Na tarde do trigésimo oitavo dia, a fome já maltratava a sanidade dos tripulantes, cada vez mais os ratos eram opção alimentar. Cada ratazana valia o olho da cara, os camundongos de olhos miúdos agora eram caçados para serem comidos. Todas as baratas da nau festejaram a caça aos ratos. Fizeram festa e beberam do vinho no qual gotejava dos poucos barris que ainda restavam, a comemoração foi como vingança porque os dois assassinos do filho Mique tinham sido devorados pelos humanos.
Embora boa parte dos assassinos das baratas tivessem sumido, ainda havia outros escondidos. Com a escassez de alimento, aumentaram-se o fluxo de humanos, animais e insetos em busca de algo para comer. A família Barata fazia o que podia a fim de conseguir o mínimo de comida: até tripulantes mortos por doenças, com feridas no corpo ou sangramentos nas gengivas eram opção de alimento para a família Barata. Ferdinando e Chiquinha faziam reconhecimento de área para identificar algum morto que estava sangrando, além de fazer busca onde havia fezes e vômitos. Nesta busca, ao subir para o convés, Chiquinha percebeu grande movimentação, alguns tripulantes apontavam para cima.
Ela olhou para cima e viu grande escuridão no céu em plena tarde. Lembrou-se novamente dos avisos de Mirque: “nuvens escuras e densas são sinais de forte tempestade”. Em pouco minuto toda aquela escuridão desabou em forma d’água. Novamente o alvoroço retornou, agora com muita intensidade. Ferdinando viu uma violenta e rápida luz brilhante vinda do céu ao qual ofuscou seus pequenos olhos; na sequência ouviu-se várias explosões. A intensa luz havia atingido o depósito de munição e destruiu a popa e boa parte da nau.

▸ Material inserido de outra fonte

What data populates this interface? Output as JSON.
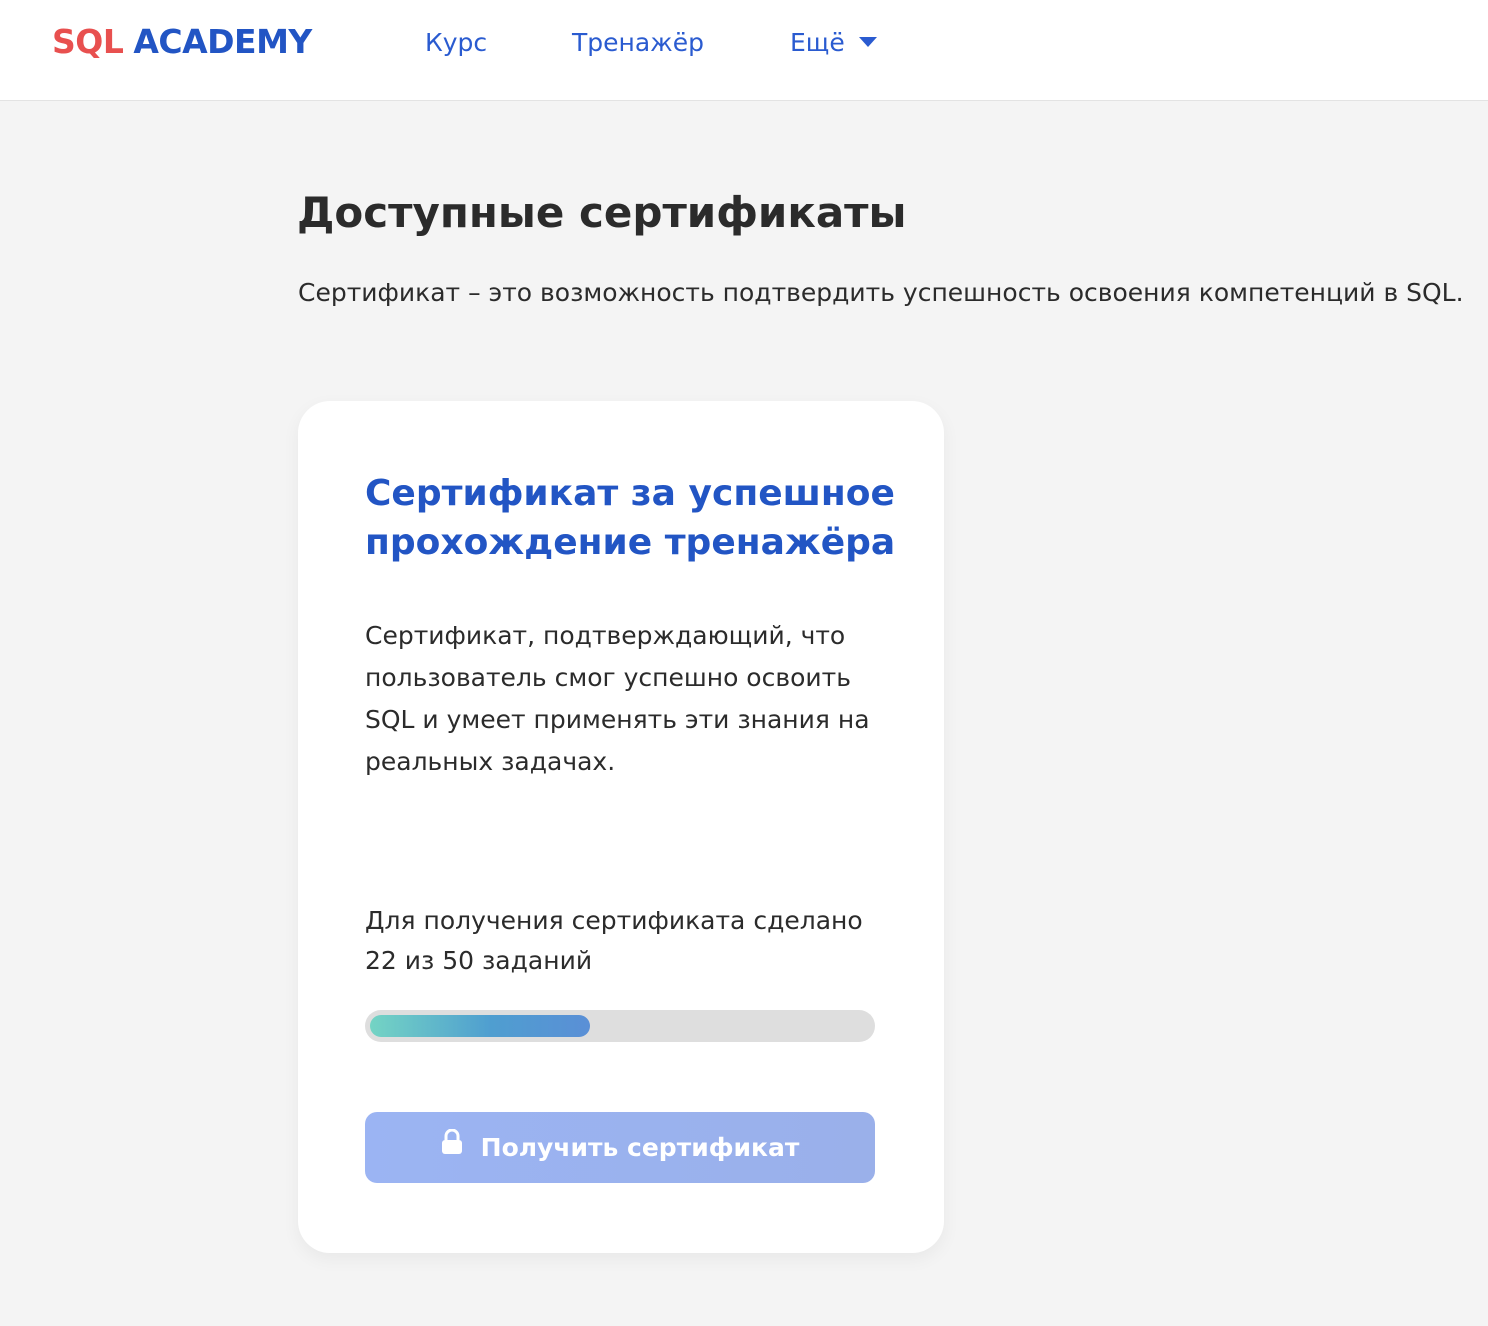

Quando Ferdinando conseguiu ver com nitidez ele estava de barriga para cima e embaixo de uma grande ratazana morta em chamas. Ele sentia um calor intenso vindo da chama colorida que devorava o animal. Assustado, usava as antenas para identificar o ambiente, sentiu que Chiquinha estava sobre a metade de um barriu de água que flutuava bem próximo onde estava Ferdinando.
Conseguiam sentir a presença dos seus pais, mas algo estava errado, as sensações estavam muito fracas, o cheiro dos seus corpos não estava normal, parecia ter diminuído. Ferdinando, ao conseguir se livrar do peso da ratazana, pois a parte do barco onde ele estava havia inclinado e levado os dois a água, nadou com dificuldade até o barril onde estava a sua irmã. De lá, eles notaram que as vibrações da presença de seus pais não eram mais perceptíveis.

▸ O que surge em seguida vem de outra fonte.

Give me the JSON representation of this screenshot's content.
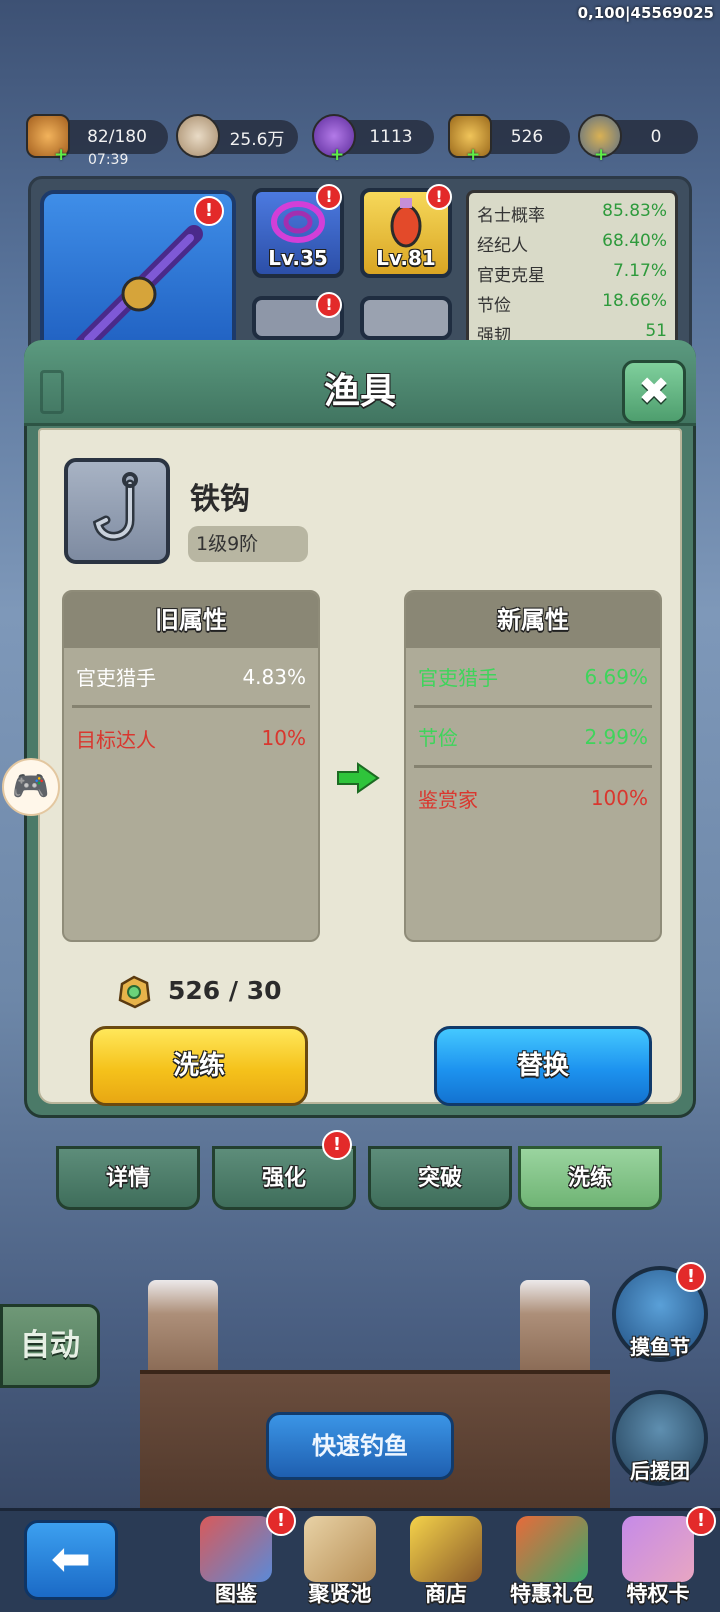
{
  "debug_id": "0,100|45569025",
  "resources": {
    "stamina": "82/180",
    "timer": "07:39",
    "coins": "25.6万",
    "gems": "1113",
    "stones": "526",
    "tridents": "0"
  },
  "background_gear": {
    "rod_level": "",
    "line_level": "Lv.35",
    "bait_level": "Lv.81",
    "stats": [
      {
        "name": "名士概率",
        "value": "85.83%"
      },
      {
        "name": "经纪人",
        "value": "68.40%"
      },
      {
        "name": "官吏克星",
        "value": "7.17%"
      },
      {
        "name": "节俭",
        "value": "18.66%"
      },
      {
        "name": "强韧",
        "value": "51"
      }
    ]
  },
  "modal": {
    "title": "渔具",
    "item_name": "铁钩",
    "item_grade": "1级9阶",
    "old_attrs": {
      "header": "旧属性",
      "rows": [
        {
          "name": "官吏猎手",
          "value": "4.83%",
          "color": "#ffffff"
        },
        {
          "name": "目标达人",
          "value": "10%",
          "color": "#d9372f"
        }
      ]
    },
    "new_attrs": {
      "header": "新属性",
      "rows": [
        {
          "name": "官吏猎手",
          "value": "6.69%",
          "color": "#3fd45b"
        },
        {
          "name": "节俭",
          "value": "2.99%",
          "color": "#3fd45b"
        },
        {
          "name": "鉴赏家",
          "value": "100%",
          "color": "#d9372f"
        }
      ]
    },
    "cost": "526 / 30",
    "refine_button": "洗练",
    "replace_button": "替换"
  },
  "tabs": [
    {
      "label": "详情",
      "active": false,
      "alert": false
    },
    {
      "label": "强化",
      "active": false,
      "alert": true
    },
    {
      "label": "突破",
      "active": false,
      "alert": false
    },
    {
      "label": "洗练",
      "active": true,
      "alert": false
    }
  ],
  "alert_glyph": "!",
  "close_glyph": "✖",
  "back_glyph": "⬅",
  "gamepad_glyph": "🎮",
  "scene": {
    "auto_label": "自动",
    "fast_fish_label": "快速钓鱼",
    "fish_festival_label": "摸鱼节",
    "support_label": "后援团"
  },
  "nav": [
    {
      "label": "图鉴",
      "icon": "book-icon",
      "alert": true
    },
    {
      "label": "聚贤池",
      "icon": "scroll-icon",
      "alert": false
    },
    {
      "label": "商店",
      "icon": "treasure-bowl-icon",
      "alert": false
    },
    {
      "label": "特惠礼包",
      "icon": "gift-pack-icon",
      "alert": false
    },
    {
      "label": "特权卡",
      "icon": "privilege-card-icon",
      "alert": true
    }
  ],
  "colors": {
    "accent_green": "#3fd45b",
    "accent_red": "#d9372f",
    "yellow_button": "#f5c21b",
    "blue_button": "#1d93ef",
    "modal_frame": "#4b7a68"
  }
}
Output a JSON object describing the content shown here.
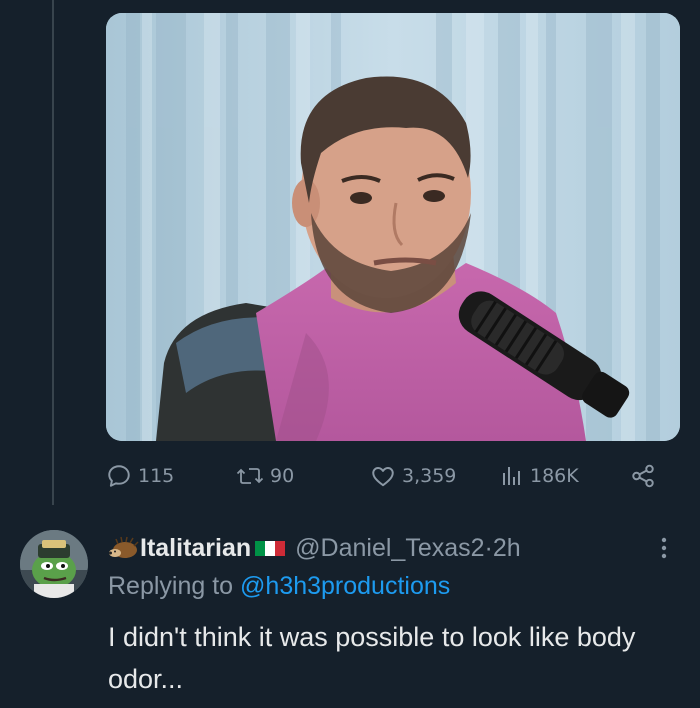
{
  "original_tweet": {
    "stats": {
      "replies": "115",
      "reposts": "90",
      "likes": "3,359",
      "views": "186K"
    }
  },
  "reply": {
    "display_name": "Italitarian",
    "handle": "@Daniel_Texas2",
    "separator": " · ",
    "time": "2h",
    "replying_to_label": "Replying to",
    "replying_to_handle": "@h3h3productions",
    "text": "I didn't think it was possible to look like body odor..."
  },
  "icons": {
    "reply": "comment-bubble-icon",
    "repost": "repost-arrows-icon",
    "like": "heart-icon",
    "views": "bar-chart-icon",
    "share": "share-nodes-icon",
    "more": "vertical-dots-icon"
  },
  "colors": {
    "background": "#15202b",
    "muted": "#8b98a5",
    "link": "#1d9bf0",
    "text": "#e7e9ea"
  }
}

Possivelmente haviam morrido do impacto da explosão ou arrastados para o fundo do mar pelos destroços do porão. Os irmãos agora estavam órfãos, ao lado deles havia pedações de seres humanos, ratos e muitas baratas. Algumas delas estavam vivas, por enquanto, pois todas estavam mutiladas: ou estavam sem patas com parte do corpo queimado, ou sem os cercis e antenas, e ainda com abdomens cortados ou sem cabeças. Dali, onde estavam conseguiram identificar o corpo de Mirque preso a uma das fissuras do mastro quebrado, coberto de pólvora queimada. Mirque estava negro, havia sido torrado vivo.
Sem entender o porquê estavam sãs e salvos da tragédia, angustiados, com muito medo e muitas dúvidas, agora sozinhos, eles olhavam as outras embarcações seguirem seus rumos em mar aberto, com nuvens ainda mais escuras a diante. Lembraram da frase de Mirque: “espero que durem”, e decidiram que era isso que iriam também fazer, era isso que seus pais queriam, durar até quando for possível neste mundo de águas perigosas e mares vingativos.